Оба осмотрелись в надежде на то, что Тулл ошибся. Но нет, ошибки не было. Через двести-триста шагов поросшая травой и кустарником местность изменилась. Покуда хватало глаз, перемежаясь между собой, виднелись пятна вереска и папоротника, а между ними – бесчисленные покачивающиеся пурпурные головки гравилата и яркие желтые цветы зверобоя. Все эти растения обожали сырую, болотистую почву. Как будто в подтверждение его мыслям, с пустоши донесся резкий крик куропатки.
Смысл представшего их взорам зрелища дошел до них быстрее, чем камень упал бы на дно колодца. Деревья росли там, где была твердая почва. Не лучшее место для схватки, но другого нет. На худой конец, в лесу можно спрятаться. Но на болоте?

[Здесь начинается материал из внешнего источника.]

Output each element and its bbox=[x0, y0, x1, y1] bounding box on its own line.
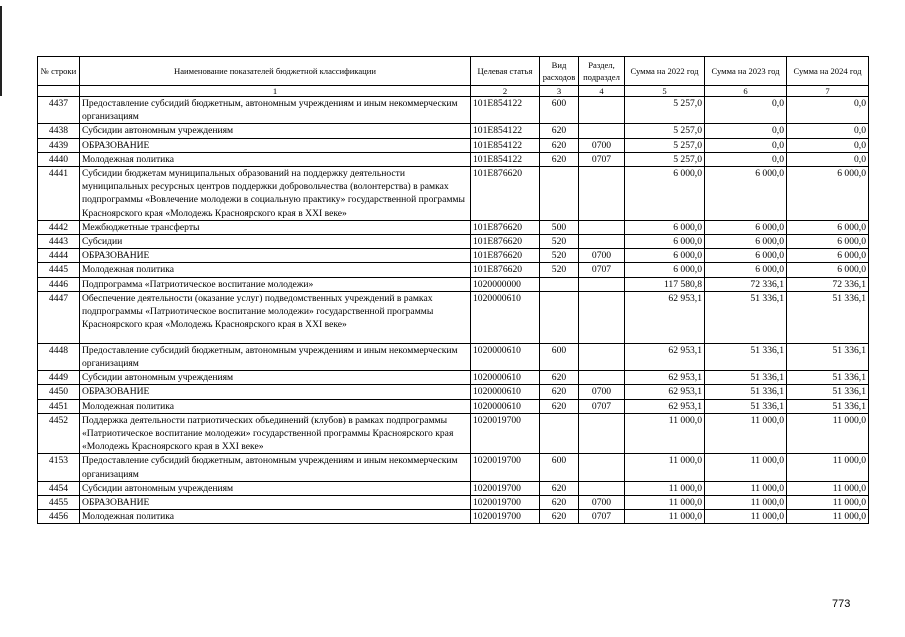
sum-2024-cell: 6 000,0 bbox=[787, 263, 869, 277]
table-row bbox=[38, 454, 869, 481]
expense-type-cell bbox=[540, 277, 579, 291]
row-number-cell: 4442 bbox=[38, 220, 80, 234]
header-row-number: № строки bbox=[38, 57, 80, 86]
sum-2024-cell: 6 000,0 bbox=[787, 167, 869, 221]
sum-2024-cell: 51 336,1 bbox=[787, 371, 869, 385]
expense-type-cell: 620 bbox=[540, 496, 579, 510]
section-cell: 0707 bbox=[579, 263, 625, 277]
table-row bbox=[38, 138, 869, 152]
table-row bbox=[38, 220, 869, 234]
table-row bbox=[38, 496, 869, 510]
sum-2022-cell: 62 953,1 bbox=[625, 371, 705, 385]
section-cell bbox=[579, 124, 625, 138]
row-number-cell: 4449 bbox=[38, 371, 80, 385]
column-number: 3 bbox=[540, 86, 579, 97]
column-number-row bbox=[38, 86, 869, 97]
header-target-article: Целевая статья bbox=[471, 57, 540, 86]
row-number-cell: 4447 bbox=[38, 291, 80, 343]
indicator-name-cell: ОБРАЗОВАНИЕ bbox=[80, 385, 471, 399]
table-row bbox=[38, 510, 869, 524]
sum-2022-cell: 6 000,0 bbox=[625, 263, 705, 277]
table-row bbox=[38, 167, 869, 221]
expense-type-cell: 600 bbox=[540, 343, 579, 370]
sum-2023-cell: 0,0 bbox=[705, 124, 787, 138]
indicator-name-cell: Подпрограмма «Патриотическое воспитание молодежи» bbox=[80, 277, 471, 291]
section-cell bbox=[579, 235, 625, 249]
target-article-cell: 101E876620 bbox=[471, 249, 540, 263]
sum-2022-cell: 6 000,0 bbox=[625, 235, 705, 249]
target-article-cell: 1020019700 bbox=[471, 413, 540, 454]
indicator-name-cell: Молодежная политика bbox=[80, 399, 471, 413]
sum-2024-cell: 11 000,0 bbox=[787, 413, 869, 454]
row-number-cell: 4439 bbox=[38, 138, 80, 152]
indicator-name-cell: Молодежная политика bbox=[80, 152, 471, 166]
sum-2024-cell: 51 336,1 bbox=[787, 291, 869, 343]
sum-2023-cell: 11 000,0 bbox=[705, 481, 787, 495]
sum-2024-cell: 51 336,1 bbox=[787, 343, 869, 370]
sum-2023-cell: 6 000,0 bbox=[705, 249, 787, 263]
header-sum-2022: Сумма на 2022 год bbox=[625, 57, 705, 86]
sum-2022-cell: 5 257,0 bbox=[625, 138, 705, 152]
table-header bbox=[38, 57, 869, 97]
sum-2023-cell: 51 336,1 bbox=[705, 399, 787, 413]
section-cell bbox=[579, 343, 625, 370]
left-margin-rule bbox=[0, 6, 2, 96]
sum-2024-cell: 0,0 bbox=[787, 152, 869, 166]
indicator-name-cell: Субсидии bbox=[80, 235, 471, 249]
row-number-cell: 4444 bbox=[38, 249, 80, 263]
section-cell: 0700 bbox=[579, 385, 625, 399]
column-number bbox=[38, 86, 80, 97]
expense-type-cell: 520 bbox=[540, 235, 579, 249]
target-article-cell: 101E854122 bbox=[471, 124, 540, 138]
indicator-name-cell: ОБРАЗОВАНИЕ bbox=[80, 138, 471, 152]
sum-2022-cell: 62 953,1 bbox=[625, 399, 705, 413]
section-cell bbox=[579, 220, 625, 234]
expense-type-cell bbox=[540, 291, 579, 343]
sum-2022-cell: 11 000,0 bbox=[625, 413, 705, 454]
header-section: Раздел, подраздел bbox=[579, 57, 625, 86]
sum-2022-cell: 62 953,1 bbox=[625, 385, 705, 399]
row-number-cell: 4437 bbox=[38, 97, 80, 124]
table-row bbox=[38, 343, 869, 370]
sum-2023-cell: 51 336,1 bbox=[705, 343, 787, 370]
sum-2022-cell: 62 953,1 bbox=[625, 343, 705, 370]
sum-2023-cell: 51 336,1 bbox=[705, 291, 787, 343]
sum-2023-cell: 11 000,0 bbox=[705, 454, 787, 481]
target-article-cell: 101E854122 bbox=[471, 138, 540, 152]
row-number-cell: 4446 bbox=[38, 277, 80, 291]
row-number-cell: 4450 bbox=[38, 385, 80, 399]
target-article-cell: 1020019700 bbox=[471, 481, 540, 495]
indicator-name-cell: ОБРАЗОВАНИЕ bbox=[80, 249, 471, 263]
sum-2023-cell: 72 336,1 bbox=[705, 277, 787, 291]
header-expense-type: Вид расходов bbox=[540, 57, 579, 86]
sum-2023-cell: 0,0 bbox=[705, 152, 787, 166]
row-number-cell: 4445 bbox=[38, 263, 80, 277]
header-sum-2024: Сумма на 2024 год bbox=[787, 57, 869, 86]
row-number-cell: 4454 bbox=[38, 481, 80, 495]
table-row bbox=[38, 399, 869, 413]
header-name: Наименование показателей бюджетной классификации bbox=[80, 57, 471, 86]
table-row bbox=[38, 124, 869, 138]
row-number-cell: 4438 bbox=[38, 124, 80, 138]
target-article-cell: 1020000610 bbox=[471, 385, 540, 399]
sum-2023-cell: 11 000,0 bbox=[705, 413, 787, 454]
section-cell: 0707 bbox=[579, 399, 625, 413]
header-sum-2023: Сумма на 2023 год bbox=[705, 57, 787, 86]
sum-2023-cell: 0,0 bbox=[705, 97, 787, 124]
expense-type-cell: 620 bbox=[540, 152, 579, 166]
section-cell bbox=[579, 371, 625, 385]
sum-2023-cell: 51 336,1 bbox=[705, 385, 787, 399]
expense-type-cell bbox=[540, 167, 579, 221]
table-row bbox=[38, 97, 869, 124]
target-article-cell: 101E854122 bbox=[471, 97, 540, 124]
sum-2024-cell: 6 000,0 bbox=[787, 249, 869, 263]
sum-2024-cell: 6 000,0 bbox=[787, 220, 869, 234]
sum-2022-cell: 11 000,0 bbox=[625, 481, 705, 495]
table-row bbox=[38, 481, 869, 495]
section-cell bbox=[579, 277, 625, 291]
expense-type-cell: 620 bbox=[540, 385, 579, 399]
indicator-name-cell: Молодежная политика bbox=[80, 263, 471, 277]
target-article-cell: 1020019700 bbox=[471, 496, 540, 510]
sum-2024-cell: 11 000,0 bbox=[787, 510, 869, 524]
target-article-cell: 101E876620 bbox=[471, 235, 540, 249]
sum-2024-cell: 11 000,0 bbox=[787, 496, 869, 510]
table-row bbox=[38, 413, 869, 454]
indicator-name-cell: Обеспечение деятельности (оказание услуг) подведомственных учреждений в рамках подпрограммы «Патриотическое воспитание молодежи» государственной программы Красноярского края «Молодежь Красноярского края в XXI веке» bbox=[80, 291, 471, 343]
table-row bbox=[38, 235, 869, 249]
page-number: 773 bbox=[832, 598, 851, 610]
target-article-cell: 101E876620 bbox=[471, 167, 540, 221]
sum-2024-cell: 0,0 bbox=[787, 124, 869, 138]
section-cell: 0700 bbox=[579, 138, 625, 152]
sum-2024-cell: 51 336,1 bbox=[787, 399, 869, 413]
row-number-cell: 4448 bbox=[38, 343, 80, 370]
indicator-name-cell: Субсидии автономным учреждениям bbox=[80, 124, 471, 138]
table-row bbox=[38, 152, 869, 166]
expense-type-cell: 600 bbox=[540, 454, 579, 481]
section-cell: 0707 bbox=[579, 510, 625, 524]
sum-2024-cell: 11 000,0 bbox=[787, 481, 869, 495]
column-number: 7 bbox=[787, 86, 869, 97]
sum-2023-cell: 6 000,0 bbox=[705, 167, 787, 221]
sum-2023-cell: 11 000,0 bbox=[705, 510, 787, 524]
sum-2022-cell: 11 000,0 bbox=[625, 496, 705, 510]
table-row bbox=[38, 291, 869, 343]
sum-2023-cell: 6 000,0 bbox=[705, 263, 787, 277]
sum-2022-cell: 11 000,0 bbox=[625, 510, 705, 524]
target-article-cell: 101E854122 bbox=[471, 152, 540, 166]
budget-table bbox=[37, 56, 869, 524]
sum-2022-cell: 5 257,0 bbox=[625, 152, 705, 166]
budget-table-sheet bbox=[37, 56, 868, 524]
target-article-cell: 101E876620 bbox=[471, 263, 540, 277]
sum-2024-cell: 72 336,1 bbox=[787, 277, 869, 291]
sum-2023-cell: 51 336,1 bbox=[705, 371, 787, 385]
sum-2022-cell: 5 257,0 bbox=[625, 124, 705, 138]
target-article-cell: 1020000610 bbox=[471, 291, 540, 343]
column-number: 1 bbox=[80, 86, 471, 97]
column-number: 4 bbox=[579, 86, 625, 97]
row-number-cell: 4456 bbox=[38, 510, 80, 524]
expense-type-cell: 620 bbox=[540, 138, 579, 152]
table-row bbox=[38, 263, 869, 277]
sum-2023-cell: 6 000,0 bbox=[705, 235, 787, 249]
indicator-name-cell: Предоставление субсидий бюджетным, автономным учреждениям и иным некоммерческим организациям bbox=[80, 97, 471, 124]
section-cell bbox=[579, 97, 625, 124]
row-number-cell: 4441 bbox=[38, 167, 80, 221]
column-number: 6 bbox=[705, 86, 787, 97]
sum-2022-cell: 5 257,0 bbox=[625, 97, 705, 124]
row-number-cell: 4451 bbox=[38, 399, 80, 413]
sum-2022-cell: 11 000,0 bbox=[625, 454, 705, 481]
sum-2022-cell: 117 580,8 bbox=[625, 277, 705, 291]
indicator-name-cell: Межбюджетные трансферты bbox=[80, 220, 471, 234]
section-cell: 0700 bbox=[579, 496, 625, 510]
expense-type-cell: 620 bbox=[540, 510, 579, 524]
target-article-cell: 101E876620 bbox=[471, 220, 540, 234]
row-number-cell: 4153 bbox=[38, 454, 80, 481]
sum-2024-cell: 0,0 bbox=[787, 97, 869, 124]
sum-2024-cell: 6 000,0 bbox=[787, 235, 869, 249]
table-row bbox=[38, 249, 869, 263]
sum-2022-cell: 6 000,0 bbox=[625, 249, 705, 263]
sum-2022-cell: 62 953,1 bbox=[625, 291, 705, 343]
target-article-cell: 1020000610 bbox=[471, 371, 540, 385]
sum-2022-cell: 6 000,0 bbox=[625, 220, 705, 234]
expense-type-cell: 620 bbox=[540, 124, 579, 138]
expense-type-cell: 520 bbox=[540, 249, 579, 263]
expense-type-cell: 620 bbox=[540, 371, 579, 385]
sum-2023-cell: 0,0 bbox=[705, 138, 787, 152]
section-cell: 0707 bbox=[579, 152, 625, 166]
sum-2024-cell: 0,0 bbox=[787, 138, 869, 152]
section-cell bbox=[579, 167, 625, 221]
target-article-cell: 1020000000 bbox=[471, 277, 540, 291]
column-number: 5 bbox=[625, 86, 705, 97]
sum-2024-cell: 51 336,1 bbox=[787, 385, 869, 399]
indicator-name-cell: Предоставление субсидий бюджетным, автономным учреждениям и иным некоммерческим организациям bbox=[80, 343, 471, 370]
expense-type-cell: 600 bbox=[540, 97, 579, 124]
indicator-name-cell: ОБРАЗОВАНИЕ bbox=[80, 496, 471, 510]
sum-2024-cell: 11 000,0 bbox=[787, 454, 869, 481]
table-row bbox=[38, 277, 869, 291]
indicator-name-cell: Субсидии автономным учреждениям bbox=[80, 481, 471, 495]
target-article-cell: 1020019700 bbox=[471, 454, 540, 481]
expense-type-cell: 520 bbox=[540, 263, 579, 277]
column-number: 2 bbox=[471, 86, 540, 97]
sum-2023-cell: 11 000,0 bbox=[705, 496, 787, 510]
expense-type-cell: 620 bbox=[540, 481, 579, 495]
section-cell: 0700 bbox=[579, 249, 625, 263]
indicator-name-cell: Субсидии бюджетам муниципальных образований на поддержку деятельности муниципальных ресурсных центров поддержки добровольчества (волонтерства) в рамках подпрограммы «Вовлечение молодежи в социальную практику» государственной программы Красноярского края «Молодежь Красноярского края в XXI веке» bbox=[80, 167, 471, 221]
section-cell bbox=[579, 413, 625, 454]
sum-2022-cell: 6 000,0 bbox=[625, 167, 705, 221]
indicator-name-cell: Предоставление субсидий бюджетным, автономным учреждениям и иным некоммерческим организациям bbox=[80, 454, 471, 481]
expense-type-cell: 620 bbox=[540, 399, 579, 413]
target-article-cell: 1020000610 bbox=[471, 343, 540, 370]
table-row bbox=[38, 371, 869, 385]
row-number-cell: 4443 bbox=[38, 235, 80, 249]
indicator-name-cell: Поддержка деятельности патриотических объединений (клубов) в рамках подпрограммы «Патриотическое воспитание молодежи» государственной программы Красноярского края «Молодежь Красноярского края в XXI веке» bbox=[80, 413, 471, 454]
expense-type-cell: 500 bbox=[540, 220, 579, 234]
target-article-cell: 1020000610 bbox=[471, 399, 540, 413]
sum-2023-cell: 6 000,0 bbox=[705, 220, 787, 234]
table-body bbox=[38, 97, 869, 524]
target-article-cell: 1020019700 bbox=[471, 510, 540, 524]
section-cell bbox=[579, 291, 625, 343]
header-row bbox=[38, 57, 869, 86]
section-cell bbox=[579, 454, 625, 481]
row-number-cell: 4452 bbox=[38, 413, 80, 454]
section-cell bbox=[579, 481, 625, 495]
expense-type-cell bbox=[540, 413, 579, 454]
row-number-cell: 4455 bbox=[38, 496, 80, 510]
table-row bbox=[38, 385, 869, 399]
indicator-name-cell: Молодежная политика bbox=[80, 510, 471, 524]
indicator-name-cell: Субсидии автономным учреждениям bbox=[80, 371, 471, 385]
row-number-cell: 4440 bbox=[38, 152, 80, 166]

Фенестела прочистил горло и харкнул мокротой в дорожную грязь.
– Это тебе, вероломная шлюха Фортуна!
В иной день Тулл, сам большой циник, наверняка бы отчитал опциона за богохульство. Сегодня же он последовал его примеру и тоже энергично сплюнул.
– Сегодня эта карга явно настроена против нас. У меня в этом нет ни малейших сомнений.
Погруженные в собственные невеселые мысли солдаты, похоже, не заметили болота. Тем не менее Фенестела на всякий случай понизил голос, чтобы его никто не услышал:
– Что будем делать?
Тулл одарил опциона колючим взглядом.
– Ты знаешь ответ не хуже, чем я.
Внезапно прямо у них над головой, еще оглушительнее, чем прежде, прогремел гром, а в следующий миг небеса низвергли на римлян потоки воды. Казалось, это сами боги насмехаются над ними. По марширующей колонне прокатился стон – усталости, отчаяния, безнадежности. Солдат может лишь промокнуть, подумал Тулл, а вот его дух способен скатиться в самую грязь. И тотчас почувствовал, что его собственный дух к этому близок.
Трудно сказать, что центурион ненавидел больше всего. Постоянную тревогу, что на них вот-вот нападут, что он потеряет солдат или даже погибнет сам? Мысль о том, что та безумная прорицательница из Могонтиака оказалась права? Чавкающую между пальцами ног слякоть, омерзительное ощущение, как она через открытые мыски с каждым шагом забивается все дальше и дальше ему в сапоги? Ноющую боль в пояснице и острую – от старой раны в икре? Зябкую мокрую шерсть плаща рядом с кожей? Пробирающий до костей холод, усугубляемый порывами пронизывающего ветра? Камнем давящие на плечи доспехи? Возрастающую усталость? Щит, который он, вместо того чтобы закинуть его за спину, вынужден держать в левой руке? Его свинцовый вес? Затекший кулак? То, как при каждом шаге рукоятка меча задевает ему локоть? Струйка воды, стекающая со шлема ему на лоб, а потом, вместе с по́том, в глаза, отчего те уже саднят?